Comment 14 Ian Romanick 2011-04-04 09:59:56 UTC
This should be fixed on master by the commit below.  This has been cherry picked to 7.10 (a947d9be61dddca8e06d8cd2f066336a2907a0ed) and 7.9 (9e2c9cdf4864eb4f707790573bfa7bcf725f7006).

commit 18dcbd358f1d4fd5e4a40fa26c6d3bf99485884e
Author: Tom Stellard <tstellar@gmail.com>
Date:   Sun Mar 27 01:17:43 2011 -0700

    prog_optimize: Fix reallocating registers for shaders with loops
    
    Registers that are used inside of loops need to be considered live
    starting with the first instruction of the outermost loop.
    
    https://bugs.freedesktop.org/show_bug.cgi?id=34370
    
    NOTE: This is a candidate for the 7.9 and 7.10 branches.
    
    Reviewed-by: Eric Anholt <eric@anholt.net>
Comment 15 Gordon Jin 2011-06-01 20:39:59 UTC
piglit glsl-fs-loop-redundant-condition still fails on my side, with Tom's patch. 

It was fixed (only on i965) with mesa master branch by below commit:
commit 963431829055f63ec94d88c97a5d07d30e49833a
Author: Eric Anholt <eric@anholt.net>
Date:   Sat Apr 2 18:11:32 2011 -1000

    i965/fs: Remove broken optimization for live intervals in loops.

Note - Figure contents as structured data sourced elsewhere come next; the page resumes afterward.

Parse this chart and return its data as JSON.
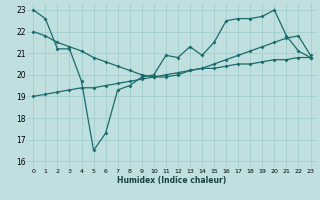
{
  "xlabel": "Humidex (Indice chaleur)",
  "bg_color": "#c0e0e0",
  "grid_color": "#a8d0d0",
  "line_color": "#1a6b6b",
  "xlim": [
    -0.5,
    23.5
  ],
  "ylim": [
    15.7,
    23.3
  ],
  "yticks": [
    16,
    17,
    18,
    19,
    20,
    21,
    22,
    23
  ],
  "xticks": [
    0,
    1,
    2,
    3,
    4,
    5,
    6,
    7,
    8,
    9,
    10,
    11,
    12,
    13,
    14,
    15,
    16,
    17,
    18,
    19,
    20,
    21,
    22,
    23
  ],
  "line1_x": [
    0,
    1,
    2,
    3,
    4,
    5,
    6,
    7,
    8,
    9,
    10,
    11,
    12,
    13,
    14,
    15,
    16,
    17,
    18,
    19,
    20,
    21,
    22,
    23
  ],
  "line1_y": [
    23.0,
    22.6,
    21.2,
    21.2,
    19.7,
    16.5,
    17.3,
    19.3,
    19.5,
    19.9,
    20.0,
    20.9,
    20.8,
    21.3,
    20.9,
    21.5,
    22.5,
    22.6,
    22.6,
    22.7,
    23.0,
    21.8,
    21.1,
    20.8
  ],
  "line2_x": [
    0,
    1,
    2,
    3,
    4,
    5,
    6,
    7,
    8,
    9,
    10,
    11,
    12,
    13,
    14,
    15,
    16,
    17,
    18,
    19,
    20,
    21,
    22,
    23
  ],
  "line2_y": [
    22.0,
    21.8,
    21.5,
    21.3,
    21.1,
    20.8,
    20.6,
    20.4,
    20.2,
    20.0,
    19.9,
    19.9,
    20.0,
    20.2,
    20.3,
    20.5,
    20.7,
    20.9,
    21.1,
    21.3,
    21.5,
    21.7,
    21.8,
    20.9
  ],
  "line3_x": [
    0,
    1,
    2,
    3,
    4,
    5,
    6,
    7,
    8,
    9,
    10,
    11,
    12,
    13,
    14,
    15,
    16,
    17,
    18,
    19,
    20,
    21,
    22,
    23
  ],
  "line3_y": [
    19.0,
    19.1,
    19.2,
    19.3,
    19.4,
    19.4,
    19.5,
    19.6,
    19.7,
    19.8,
    19.9,
    20.0,
    20.1,
    20.2,
    20.3,
    20.3,
    20.4,
    20.5,
    20.5,
    20.6,
    20.7,
    20.7,
    20.8,
    20.8
  ]
}
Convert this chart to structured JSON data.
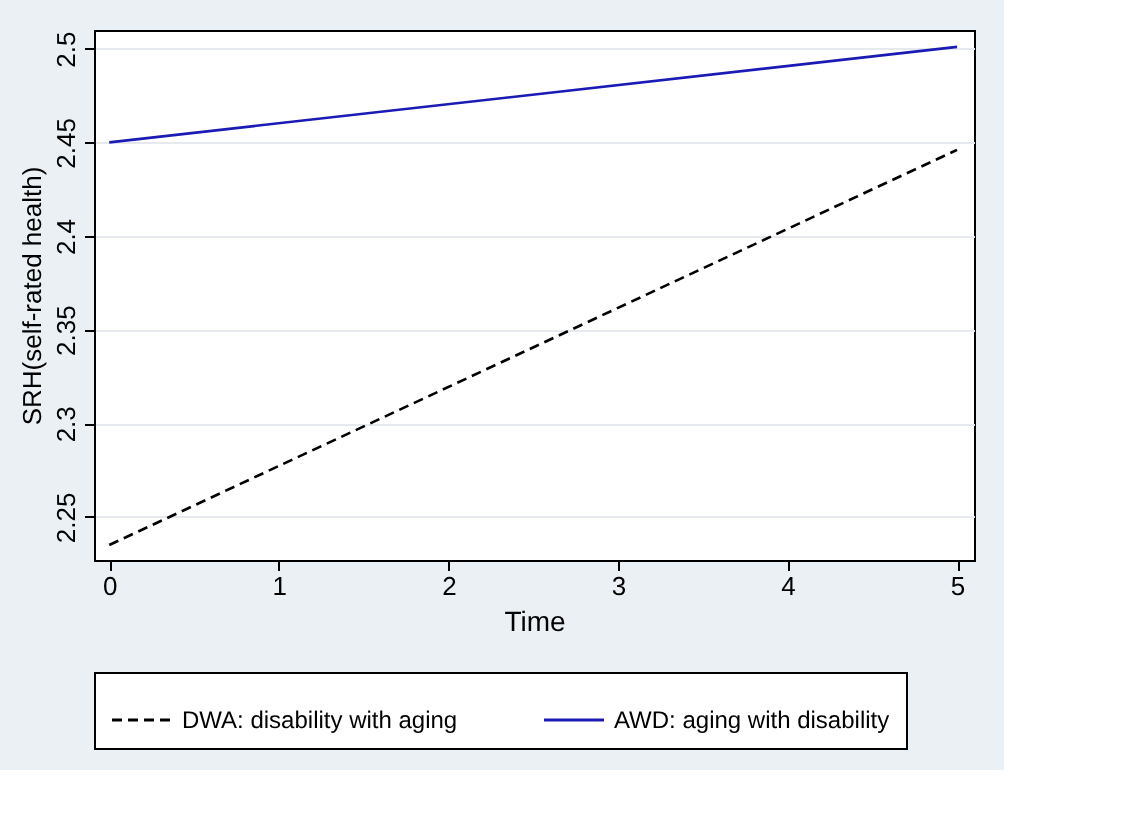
{
  "chart_data": {
    "type": "line",
    "xlabel": "Time",
    "ylabel": "SRH(self-rated health)",
    "x": [
      0,
      5
    ],
    "series": [
      {
        "name": "DWA: disability with aging",
        "color": "#000000",
        "values": [
          2.235,
          2.446
        ],
        "line_style": "dashed"
      },
      {
        "name": "AWD: aging with disability",
        "color": "#1a1ab4",
        "values": [
          2.45,
          2.501
        ],
        "line_style": "solid"
      }
    ],
    "xlim": [
      -0.09,
      5.1
    ],
    "xticks": [
      0,
      1,
      2,
      3,
      4,
      5
    ],
    "ylim": [
      2.227,
      2.51
    ],
    "yticks": [
      2.25,
      2.3,
      2.35,
      2.4,
      2.45,
      2.5
    ],
    "grid": "y",
    "legend": "bottom",
    "marker": "none"
  }
}
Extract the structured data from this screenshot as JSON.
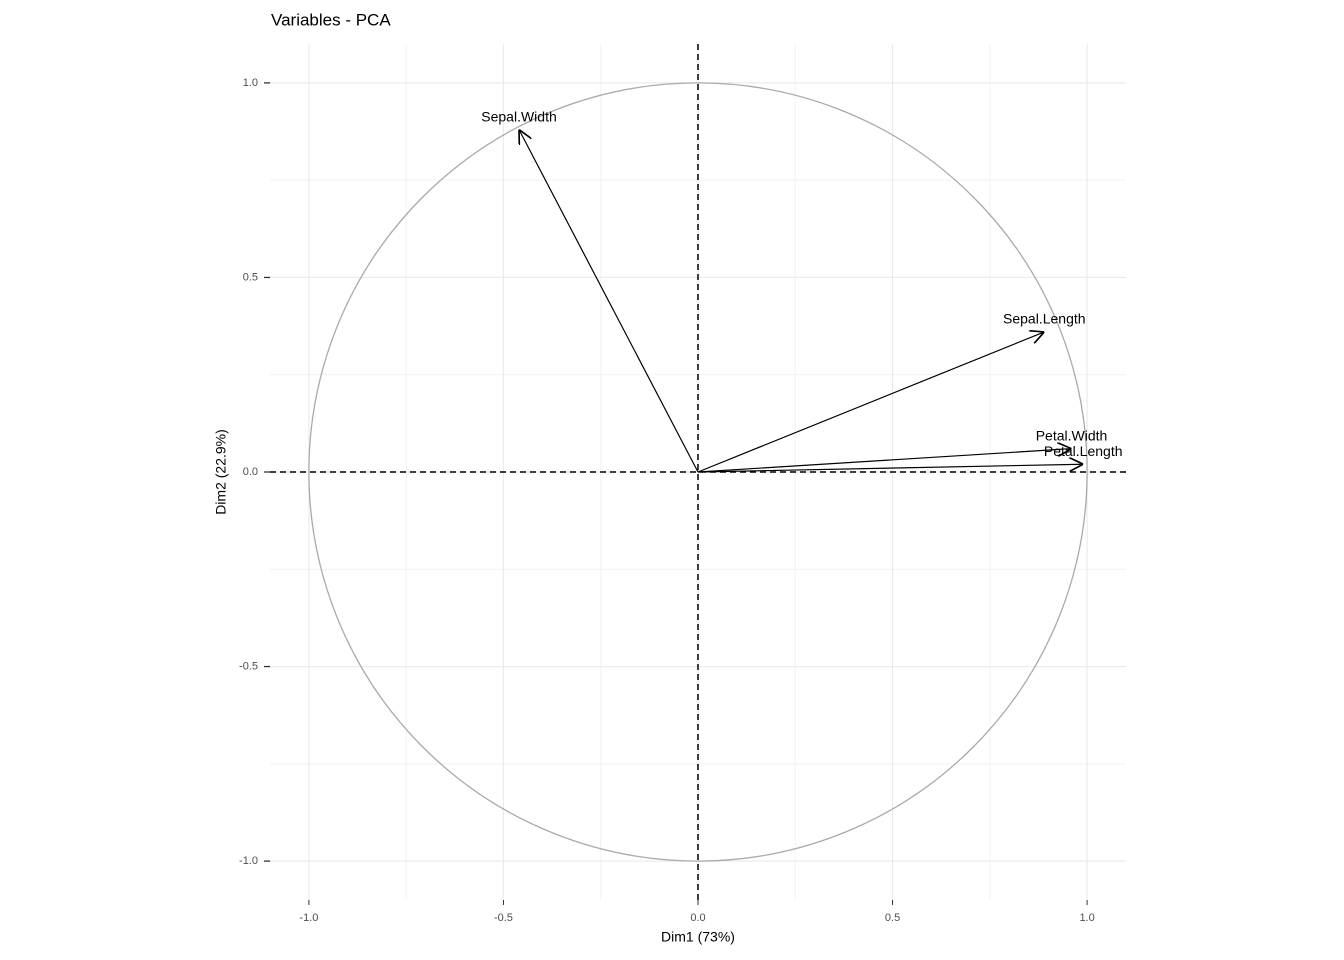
{
  "chart_data": {
    "type": "pca_variables",
    "title": "Variables - PCA",
    "xlabel": "Dim1 (73%)",
    "ylabel": "Dim2 (22.9%)",
    "series": [
      {
        "name": "Sepal.Length",
        "x": 0.89,
        "y": 0.36
      },
      {
        "name": "Sepal.Width",
        "x": -0.46,
        "y": 0.88
      },
      {
        "name": "Petal.Length",
        "x": 0.99,
        "y": 0.02
      },
      {
        "name": "Petal.Width",
        "x": 0.96,
        "y": 0.06
      }
    ],
    "color": "#000000",
    "circle_color": "#aaaaaa",
    "xlim": [
      -1.1,
      1.1
    ],
    "ylim": [
      -1.1,
      1.1
    ],
    "xticks": [
      {
        "value": -1,
        "label": "-1.0"
      },
      -0.5,
      {
        "value": 0,
        "label": "0.0"
      },
      0.5,
      {
        "value": 1,
        "label": "1.0"
      }
    ],
    "yticks": [
      {
        "value": -1,
        "label": "-1.0"
      },
      -0.5,
      {
        "value": 0,
        "label": "0.0"
      },
      0.5,
      {
        "value": 1,
        "label": "1.0"
      }
    ],
    "hline": 0,
    "vline": 0,
    "grid": true
  }
}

    The theory here was to detect a temporary variable used within a loop,
    and avoid considering it live across the entire loop.  However, it was
    overeager and failed when the first definition of the variable
    appeared within the loop but was only conditionally defined.

    Fixes glsl-fs-loop-redundant-condition.


i965 with mesa 7.10 still fails.
i915 still fails even with mesa master.
Comment 16 Gordon Jin 2011-10-24 19:14:16 UTC
It now passes on both i965 and i915, on both mesa master and 7.11 branch.